BLEU, introduced by Papineni et al. (2002), transformed machine translation evaluation by providing an automatic metric that correlates reasonably well with human judgments of translation quality. Before BLEU, MT evaluation relied almost exclusively on expensive and time-consuming human assessments. BLEU enabled rapid, reproducible evaluation that accelerated the pace of MT research. Despite well-known limitations, BLEU remains the de facto standard metric in MT publications and shared tasks, providing a common basis for comparing systems across studies.
The BLEU Formula
Modified n-gram precision:
p_n = Σ_{C∈Candidates} Σ_{ngram∈C} Count_clip(ngram) / Σ_{C∈Candidates} Σ_{ngram∈C} Count(ngram)
Brevity Penalty:
BP = 1 if c > r
BP = exp(1 − r/c) if c ≤ r
c = candidate length, r = effective reference length
N = 4, w_n = 1/N (uniform weights)
BLEU computes modified n-gram precision for n = 1 to 4 and combines them using a geometric mean. "Modified" precision means that each n-gram in the candidate is counted at most as many times as it appears in the reference, preventing a degenerate candidate that repeats a single word from achieving perfect unigram precision. The brevity penalty (BP) penalizes translations that are shorter than the reference, since short translations can achieve artificially high precision by omitting difficult content. The standard configuration uses uniform weights (w_n = 1/4) across all n-gram orders.
Properties and Interpretation
BLEU scores range from 0 to 1 (often reported as 0 to 100). Scores are not easily interpretable in absolute terms — a BLEU score of 30 might represent acceptable quality for one language pair but poor quality for another.
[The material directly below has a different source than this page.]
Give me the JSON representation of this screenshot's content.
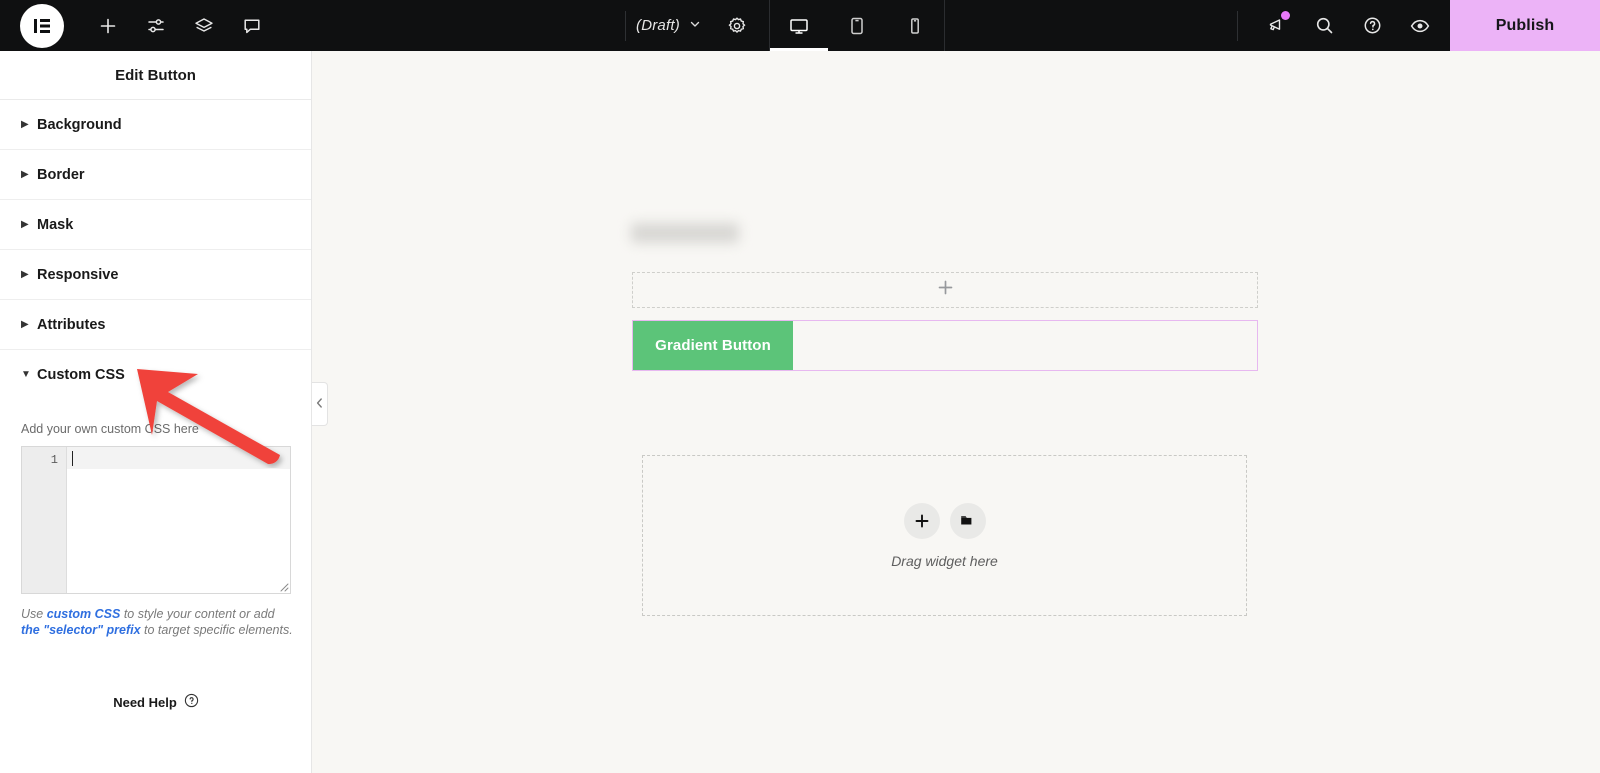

BLEU is a corpus-level metric, computed over an entire test set rather than individual sentences; sentence-level BLEU is unreliable due to the sparsity of higher-order n-gram matches. The metric is precision-oriented: it measures how much of the candidate appears in the reference, not how much of the reference is covered by the candidate.
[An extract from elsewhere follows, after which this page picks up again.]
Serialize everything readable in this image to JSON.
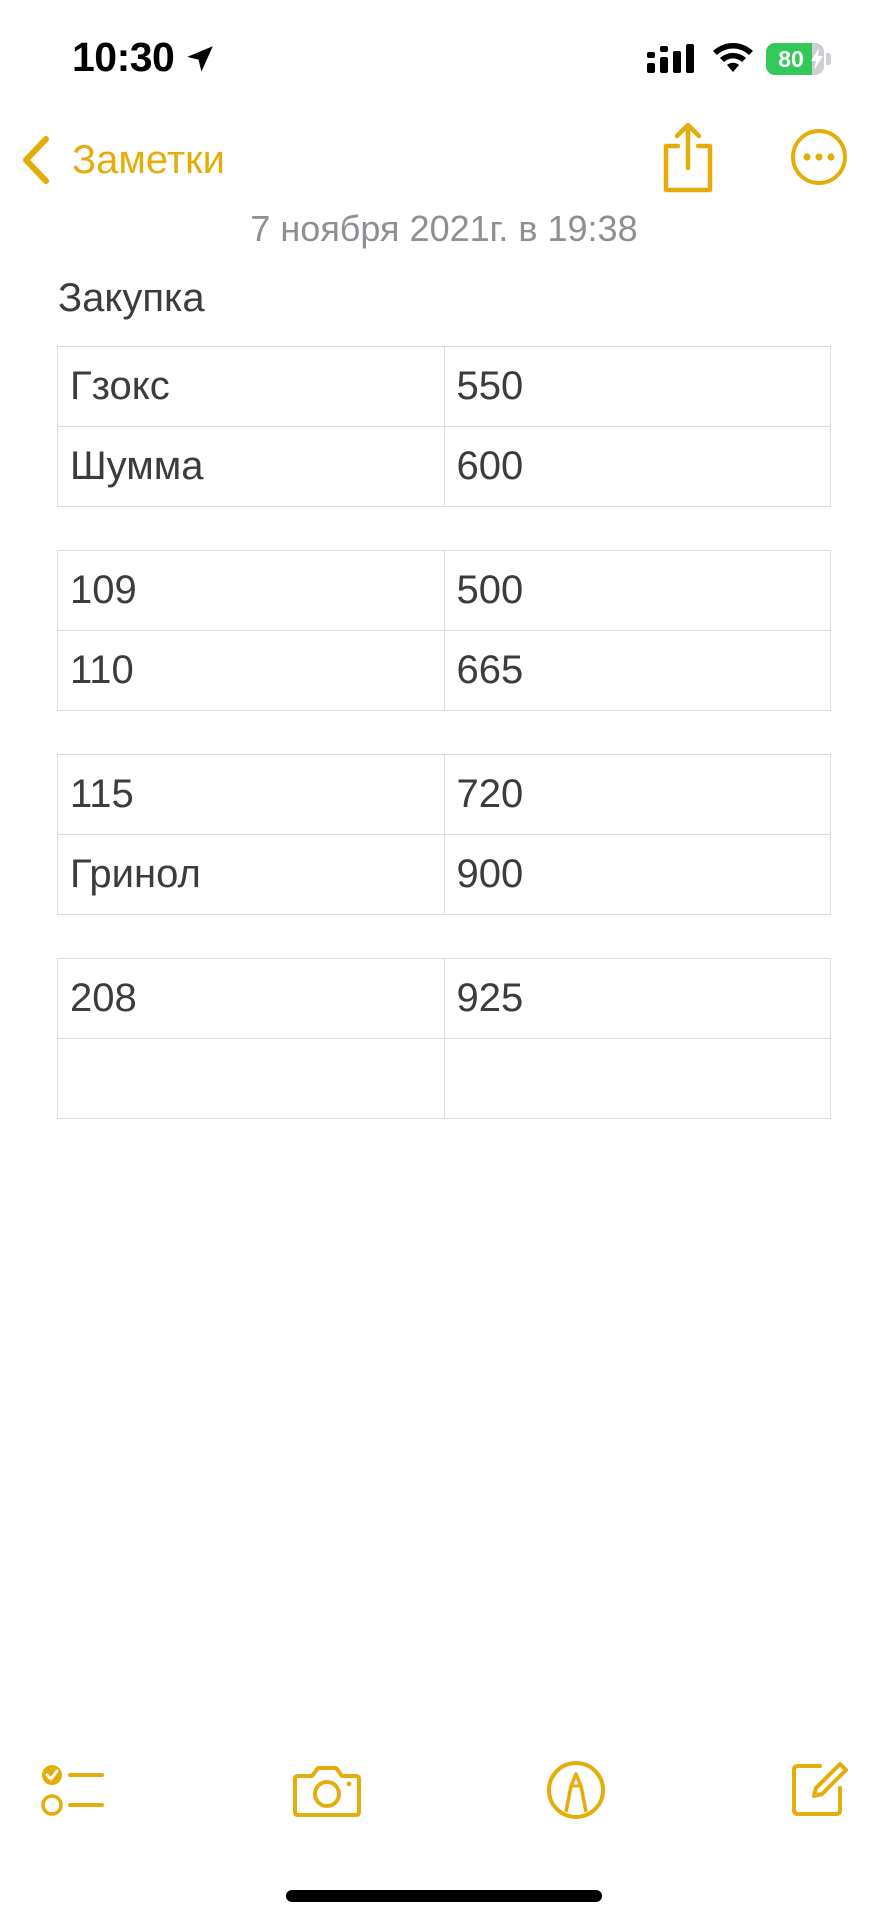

BLEU has been extensively criticized. It does not account for meaning: a translation that conveys the correct meaning using different words receives a low BLEU score. It treats all n-grams equally, ignoring the distinction between content words and function words. It cannot reward valid translation choices that differ from the reference. Callison-Burch et al. (2006) demonstrated cases where BLEU improvements did not correspond to quality improvements. Neural MT has made these limitations more acute, as NMT systems produce more fluent, diverse translations that diverge more from references than SMT outputs.
Variants and Alternatives
Numerous BLEU variants and alternative metrics have been proposed. SacreBLEU (Post, 2018) standardizes BLEU computation by fixing tokenization and other implementation details, addressing the problem that different BLEU implementations can yield significantly different scores for the same translations. Sentence-level smoothed BLEU (Chen and Cherry, 2014) adds smoothing to avoid zero counts at the sentence level. Character-level BLEU (chrF) computes character n-gram F-scores, which is more robust for morphologically rich languages.
Despite its limitations, BLEU's longevity reflects its practical value: it is fast to compute, requires only reference translations (not source sentences), and provides a standardized benchmark that enables cross-study comparison. The MT community increasingly uses BLEU alongside other metrics — METEOR, TER, COMET, and human evaluation — to provide a more complete picture of translation quality. The development of learned metrics that better correlate with human judgments is an active and important area of research.